On Jan 12, 2014, at 9:40 PM, Marius 't Hart wrote:

> 
> My toy problem is to classify the two most extreme conditions (two targets) based on averaged Cz and Pz activity (two features) for every 200ms epoch in the preparation interval. An N-fold partitioner using a linear SVM performs at chance at the start of the interval, and then reaches a plateau at about 60% pretty quickly. Not spectacular maybe, but I was pretty excited to get some results and hope it is good enough for what I want to do next. See performance here:
> http://www.mariusthart.net/images/LinSVM_Cz-Pz_c18_pp1-8.png

Did you provide an equal number of samples for each class (target)? Because if you didn't then 60% could, in principle, be due to chance. That is, if 60% of the samples are in one class in the training set, then a 'naive' classifier that is just guessing that class all the time will give 60% accuracy.

Also: what preprocessing did you do? Any z-scoring, baseline correction etc?

> 
> In the CNV plot it looked like the usefulness of Pz and Cz for the classifier(s) should flip at around 1 second in the preparation interval, so I wanted to look at sensitivity. [...] That doesn't look like what I expected - but I find it hard to judge if what I'm doing is actually correct. For example, on inspecting all the different sensitivity datasets, it looks like the sign that each feature gets is usually the same... but there are a few exceptions. Does the sign actually mean anything in terms of a feature's usefulness?
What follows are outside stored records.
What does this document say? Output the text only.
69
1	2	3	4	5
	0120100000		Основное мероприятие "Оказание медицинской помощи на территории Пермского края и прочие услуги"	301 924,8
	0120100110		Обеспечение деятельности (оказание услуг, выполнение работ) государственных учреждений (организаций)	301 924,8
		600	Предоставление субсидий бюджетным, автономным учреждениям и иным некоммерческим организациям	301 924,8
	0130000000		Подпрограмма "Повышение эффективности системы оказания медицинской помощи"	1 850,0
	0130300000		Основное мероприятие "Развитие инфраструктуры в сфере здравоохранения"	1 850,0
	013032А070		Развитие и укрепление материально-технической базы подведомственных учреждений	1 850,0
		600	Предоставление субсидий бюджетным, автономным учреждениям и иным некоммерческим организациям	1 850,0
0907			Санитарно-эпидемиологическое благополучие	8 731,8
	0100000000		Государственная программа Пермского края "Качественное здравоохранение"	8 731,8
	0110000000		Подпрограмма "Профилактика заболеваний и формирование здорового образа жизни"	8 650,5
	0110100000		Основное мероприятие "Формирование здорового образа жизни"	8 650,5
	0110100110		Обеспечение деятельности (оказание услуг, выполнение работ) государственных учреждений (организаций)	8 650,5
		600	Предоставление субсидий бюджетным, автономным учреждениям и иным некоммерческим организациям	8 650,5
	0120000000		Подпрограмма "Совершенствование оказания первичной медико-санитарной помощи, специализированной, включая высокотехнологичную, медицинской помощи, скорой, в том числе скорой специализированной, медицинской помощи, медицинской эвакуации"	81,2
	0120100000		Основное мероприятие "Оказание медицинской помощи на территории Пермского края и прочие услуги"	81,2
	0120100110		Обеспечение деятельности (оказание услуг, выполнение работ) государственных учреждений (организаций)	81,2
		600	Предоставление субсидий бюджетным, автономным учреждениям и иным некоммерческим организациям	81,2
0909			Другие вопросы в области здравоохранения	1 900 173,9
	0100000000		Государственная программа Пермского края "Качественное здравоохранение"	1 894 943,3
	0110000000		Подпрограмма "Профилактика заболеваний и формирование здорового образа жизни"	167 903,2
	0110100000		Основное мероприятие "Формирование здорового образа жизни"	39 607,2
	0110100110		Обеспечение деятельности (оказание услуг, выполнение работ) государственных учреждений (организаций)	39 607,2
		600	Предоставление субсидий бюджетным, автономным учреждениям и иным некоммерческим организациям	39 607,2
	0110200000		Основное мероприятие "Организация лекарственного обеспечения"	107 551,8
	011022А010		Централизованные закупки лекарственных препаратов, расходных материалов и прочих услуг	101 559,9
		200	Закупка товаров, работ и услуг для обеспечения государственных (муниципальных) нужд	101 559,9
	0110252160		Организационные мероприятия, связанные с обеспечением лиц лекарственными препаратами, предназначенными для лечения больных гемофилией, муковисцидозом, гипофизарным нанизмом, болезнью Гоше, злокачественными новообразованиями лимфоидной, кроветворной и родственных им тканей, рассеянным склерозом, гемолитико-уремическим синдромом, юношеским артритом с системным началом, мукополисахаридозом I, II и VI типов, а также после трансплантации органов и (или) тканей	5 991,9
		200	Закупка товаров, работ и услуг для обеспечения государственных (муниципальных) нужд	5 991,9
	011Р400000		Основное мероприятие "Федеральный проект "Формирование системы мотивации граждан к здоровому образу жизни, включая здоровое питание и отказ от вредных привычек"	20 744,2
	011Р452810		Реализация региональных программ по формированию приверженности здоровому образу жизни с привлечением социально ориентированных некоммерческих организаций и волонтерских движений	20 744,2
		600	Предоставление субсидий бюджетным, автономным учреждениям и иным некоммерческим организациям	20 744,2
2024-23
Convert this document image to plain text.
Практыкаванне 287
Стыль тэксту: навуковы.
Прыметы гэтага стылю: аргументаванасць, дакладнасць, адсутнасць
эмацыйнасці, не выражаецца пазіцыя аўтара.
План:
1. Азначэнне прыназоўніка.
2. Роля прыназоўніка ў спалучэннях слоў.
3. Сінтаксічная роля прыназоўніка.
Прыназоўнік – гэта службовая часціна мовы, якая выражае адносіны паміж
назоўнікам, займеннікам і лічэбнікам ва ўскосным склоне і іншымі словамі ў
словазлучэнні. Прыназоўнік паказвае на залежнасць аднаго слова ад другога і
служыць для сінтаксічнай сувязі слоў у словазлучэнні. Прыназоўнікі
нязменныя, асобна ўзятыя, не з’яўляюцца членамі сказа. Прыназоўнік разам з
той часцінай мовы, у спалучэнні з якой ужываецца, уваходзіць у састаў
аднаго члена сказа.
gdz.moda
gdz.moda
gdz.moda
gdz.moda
As far as I know the sign is not that important - it's more about the relative magnitude. If the sensitivity is further away from zero then that means the feature is more important for discriminating the classes. 
> 
> When I look at the individual sensitivity datasets, they look like this:
> 
> In [19]: sensitivities[0]
> Out[19]: Dataset(array([[ 0.14507451, -0.02963355]]), sa=SampleAttributesCollection(items=[ArrayCollectable(name='targets', doc=None, value=array([[8, 1]]), length=1), ArrayCollectable(name='biases', doc='Sequence attribute', value=array([-0.63935516]), length=1)]), fa=FeatureAttributesCollection(items=[]), a=DatasetAttributesCollection(items=[]))
> 
> Now there is a number -0.63935516 that puzzles me. Second noob question: what does this 'bias' number mean?

I'm not an expert on this... maybe it's the offset from the separating hyperplane, i.e. all vectors x for which dot(a,x)=b with b the bias and a the sensitivities?